= Style by Jury =

Canadian makeover show

Style by Jury is an original Canadian makeover show and format which aired on the W Network from 2004 to 2010. The series was created by Carolyn Meland and executive produced and co-developed with partners Romano D'Andrea and Jeff Preyra at Planetworks Inc.

==Plot==

The premise of the show is centered around first impressions. Candidates are told they are doing an audition for a makeover, but are unaware they have been pre-selected for the show. Hidden in the auditioning room behind a two-way mirror, a jury is asked for honest first opinions about the candidate. Once the shock of the two-way mirror is revealed, the jury's first impression is played back on a monitor, and the candidate is often brought to tears. This sets the launchpad for the makeover journey, tackling both an exterior and interior transformation. At the end of an intensive one-week makeover, the candidate returns before an entirely different jury, which is unaware the subject has had a makeover. What kind of first impression will they make the second time around? Waiting in the wings is one last surprise "special" juror.

==The Makeover==
The candidates undergo a top to toe overhaul, typically including extensive cosmetic dentistry, dermatology, hair, make-up, and fashion.

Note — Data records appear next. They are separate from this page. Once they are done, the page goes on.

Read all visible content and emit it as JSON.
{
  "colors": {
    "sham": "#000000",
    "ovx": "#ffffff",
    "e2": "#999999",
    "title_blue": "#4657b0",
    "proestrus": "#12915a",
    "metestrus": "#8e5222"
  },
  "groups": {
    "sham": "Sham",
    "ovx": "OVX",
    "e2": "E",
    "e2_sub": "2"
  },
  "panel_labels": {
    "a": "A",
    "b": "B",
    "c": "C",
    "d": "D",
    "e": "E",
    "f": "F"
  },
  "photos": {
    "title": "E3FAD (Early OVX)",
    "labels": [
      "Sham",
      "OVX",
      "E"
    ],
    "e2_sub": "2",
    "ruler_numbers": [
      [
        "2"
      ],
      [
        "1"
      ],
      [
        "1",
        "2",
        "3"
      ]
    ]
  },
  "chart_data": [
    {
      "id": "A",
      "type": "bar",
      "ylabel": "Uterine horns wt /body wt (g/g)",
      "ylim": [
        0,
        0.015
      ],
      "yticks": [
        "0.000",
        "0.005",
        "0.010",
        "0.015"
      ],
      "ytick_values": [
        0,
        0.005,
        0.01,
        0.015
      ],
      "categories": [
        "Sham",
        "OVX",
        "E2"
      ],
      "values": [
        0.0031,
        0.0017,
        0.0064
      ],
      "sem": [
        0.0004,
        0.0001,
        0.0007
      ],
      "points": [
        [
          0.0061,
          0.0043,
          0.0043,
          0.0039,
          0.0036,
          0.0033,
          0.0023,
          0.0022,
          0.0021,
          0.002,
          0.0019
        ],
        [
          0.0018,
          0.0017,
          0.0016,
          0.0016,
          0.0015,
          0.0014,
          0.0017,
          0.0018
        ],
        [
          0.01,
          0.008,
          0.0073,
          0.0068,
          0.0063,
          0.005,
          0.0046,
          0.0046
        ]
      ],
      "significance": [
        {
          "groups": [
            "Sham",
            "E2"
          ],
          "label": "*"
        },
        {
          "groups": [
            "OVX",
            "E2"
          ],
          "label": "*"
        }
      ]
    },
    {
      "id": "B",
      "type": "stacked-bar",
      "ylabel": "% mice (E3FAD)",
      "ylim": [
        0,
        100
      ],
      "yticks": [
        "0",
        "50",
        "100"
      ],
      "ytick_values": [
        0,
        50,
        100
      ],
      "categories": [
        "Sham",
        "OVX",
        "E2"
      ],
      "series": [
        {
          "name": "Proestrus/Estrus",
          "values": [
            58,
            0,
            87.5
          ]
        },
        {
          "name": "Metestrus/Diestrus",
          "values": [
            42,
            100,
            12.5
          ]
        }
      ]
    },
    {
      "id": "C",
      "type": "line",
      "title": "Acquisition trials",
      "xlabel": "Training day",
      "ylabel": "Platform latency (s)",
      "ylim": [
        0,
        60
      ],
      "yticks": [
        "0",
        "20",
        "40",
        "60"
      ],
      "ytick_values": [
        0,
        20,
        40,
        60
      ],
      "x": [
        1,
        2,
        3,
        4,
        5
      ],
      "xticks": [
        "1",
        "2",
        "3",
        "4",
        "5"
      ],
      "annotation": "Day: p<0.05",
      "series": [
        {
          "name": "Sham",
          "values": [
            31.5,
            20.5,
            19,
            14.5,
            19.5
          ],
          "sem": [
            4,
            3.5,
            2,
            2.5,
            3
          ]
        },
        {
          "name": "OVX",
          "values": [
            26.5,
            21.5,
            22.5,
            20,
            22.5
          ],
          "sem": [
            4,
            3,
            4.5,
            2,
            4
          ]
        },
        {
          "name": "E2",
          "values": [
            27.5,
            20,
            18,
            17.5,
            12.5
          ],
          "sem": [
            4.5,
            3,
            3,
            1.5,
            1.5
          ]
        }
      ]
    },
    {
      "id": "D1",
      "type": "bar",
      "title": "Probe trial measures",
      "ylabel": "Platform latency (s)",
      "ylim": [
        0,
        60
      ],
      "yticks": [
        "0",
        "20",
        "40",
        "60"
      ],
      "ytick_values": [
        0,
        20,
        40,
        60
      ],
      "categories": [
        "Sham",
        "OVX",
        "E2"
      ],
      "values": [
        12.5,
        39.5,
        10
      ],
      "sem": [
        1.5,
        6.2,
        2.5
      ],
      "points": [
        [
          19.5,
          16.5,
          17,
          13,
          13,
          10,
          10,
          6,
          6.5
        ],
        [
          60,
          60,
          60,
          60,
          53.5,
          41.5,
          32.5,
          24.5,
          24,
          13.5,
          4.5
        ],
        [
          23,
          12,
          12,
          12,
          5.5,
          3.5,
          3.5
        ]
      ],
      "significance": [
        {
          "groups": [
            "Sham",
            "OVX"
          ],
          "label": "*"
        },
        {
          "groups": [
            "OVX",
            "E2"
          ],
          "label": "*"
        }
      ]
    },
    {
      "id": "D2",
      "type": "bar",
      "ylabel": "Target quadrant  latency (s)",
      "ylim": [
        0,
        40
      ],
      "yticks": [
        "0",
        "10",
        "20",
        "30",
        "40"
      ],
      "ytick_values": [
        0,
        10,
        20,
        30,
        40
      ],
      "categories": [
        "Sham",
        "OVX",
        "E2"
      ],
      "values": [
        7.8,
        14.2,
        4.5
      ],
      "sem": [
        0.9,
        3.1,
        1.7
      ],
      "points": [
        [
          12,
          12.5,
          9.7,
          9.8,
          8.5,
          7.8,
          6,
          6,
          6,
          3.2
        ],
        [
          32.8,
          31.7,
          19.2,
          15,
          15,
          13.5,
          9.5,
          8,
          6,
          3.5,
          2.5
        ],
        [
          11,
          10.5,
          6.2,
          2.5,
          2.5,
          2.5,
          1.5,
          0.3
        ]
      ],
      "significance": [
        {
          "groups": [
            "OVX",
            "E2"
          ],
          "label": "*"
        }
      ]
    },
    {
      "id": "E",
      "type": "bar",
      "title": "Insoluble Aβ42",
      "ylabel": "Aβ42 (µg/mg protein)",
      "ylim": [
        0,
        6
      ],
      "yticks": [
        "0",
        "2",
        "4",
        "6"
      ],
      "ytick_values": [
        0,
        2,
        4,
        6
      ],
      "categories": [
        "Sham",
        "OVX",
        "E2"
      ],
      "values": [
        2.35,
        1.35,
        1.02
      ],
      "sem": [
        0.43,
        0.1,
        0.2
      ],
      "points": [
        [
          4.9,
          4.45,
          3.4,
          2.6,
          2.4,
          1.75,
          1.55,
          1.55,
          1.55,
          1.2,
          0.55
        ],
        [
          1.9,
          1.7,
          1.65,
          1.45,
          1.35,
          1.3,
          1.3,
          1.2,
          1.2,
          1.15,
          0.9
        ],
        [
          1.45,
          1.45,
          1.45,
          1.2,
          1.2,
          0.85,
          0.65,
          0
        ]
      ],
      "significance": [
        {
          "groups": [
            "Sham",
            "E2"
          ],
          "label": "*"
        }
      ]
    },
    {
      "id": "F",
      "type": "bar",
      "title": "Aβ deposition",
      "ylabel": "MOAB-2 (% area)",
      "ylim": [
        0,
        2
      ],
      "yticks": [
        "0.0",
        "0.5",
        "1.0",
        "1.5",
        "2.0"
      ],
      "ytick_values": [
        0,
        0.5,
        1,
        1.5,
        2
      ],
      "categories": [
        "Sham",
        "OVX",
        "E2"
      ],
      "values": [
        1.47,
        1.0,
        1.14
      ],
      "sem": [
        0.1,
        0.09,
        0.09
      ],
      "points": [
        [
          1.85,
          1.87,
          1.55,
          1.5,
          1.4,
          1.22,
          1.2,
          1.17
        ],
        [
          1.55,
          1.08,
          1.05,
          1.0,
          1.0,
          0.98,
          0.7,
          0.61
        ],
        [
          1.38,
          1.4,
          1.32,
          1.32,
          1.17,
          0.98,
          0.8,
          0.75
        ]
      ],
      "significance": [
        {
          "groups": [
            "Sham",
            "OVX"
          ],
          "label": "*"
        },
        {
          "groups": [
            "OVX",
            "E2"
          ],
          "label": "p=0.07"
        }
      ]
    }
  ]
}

The cornerstone of the makeover, however, is presented as the internal transformation and coaching which together enables the candidate to view themselves in a whole new light.

==Cast==
Recurring principals on the show included:

- Host: Bruce Turner
- Wardrobe Consultant: David Clemmer
- Cosmetic Dermatologists: Dr. Kucy Pon and Dr. Fred Weksberg
- Lasik Eye Surgeons: Dr. Raymond M. Stein and Dr. Sheldon Herzig
- Cosmetic Surgeon: Dr. William Middleton
- Hair Stylists: Francesco Fontana and Johnny Cupello
- Make-up artist: Korby Banner
- Cosmetic Dentistry: Dr. Armaghan Afsar and Dr. Andrew Charkiw
- Bombshell Coach: Jacqueline Bradley

==International distribution==
The series was first distributed by Picture Box's Kate Sanagan and Marily Kynaston and has aired on WE and in Singapore on MediaCorp Channel 5 since 2009, in the Netherlands RTL8, on Bulgarian and Serbian Fox Life, in France on Teva, in Spain on Divinity, and in the United States via syndication (through Program Partners) and Lifetime Real Women through Thunderbird Films.. A Russian version was licensed as well.

In Spain, this TV programme (Tu estilo a juicio) featured on the Divinity channel, which belongs to Mediaset España Comunicación. Mediaset España Comunicación is the largest television network company in Spain.

In 2014, the format rights for the series were acquired by LA production company Electus.

==American spinoff==
On 13 February 2015, an American version of the series launched on TLC, hosted by Preston Konrad and Louise Roe. It was watched by 1,106,000 U.S. viewers.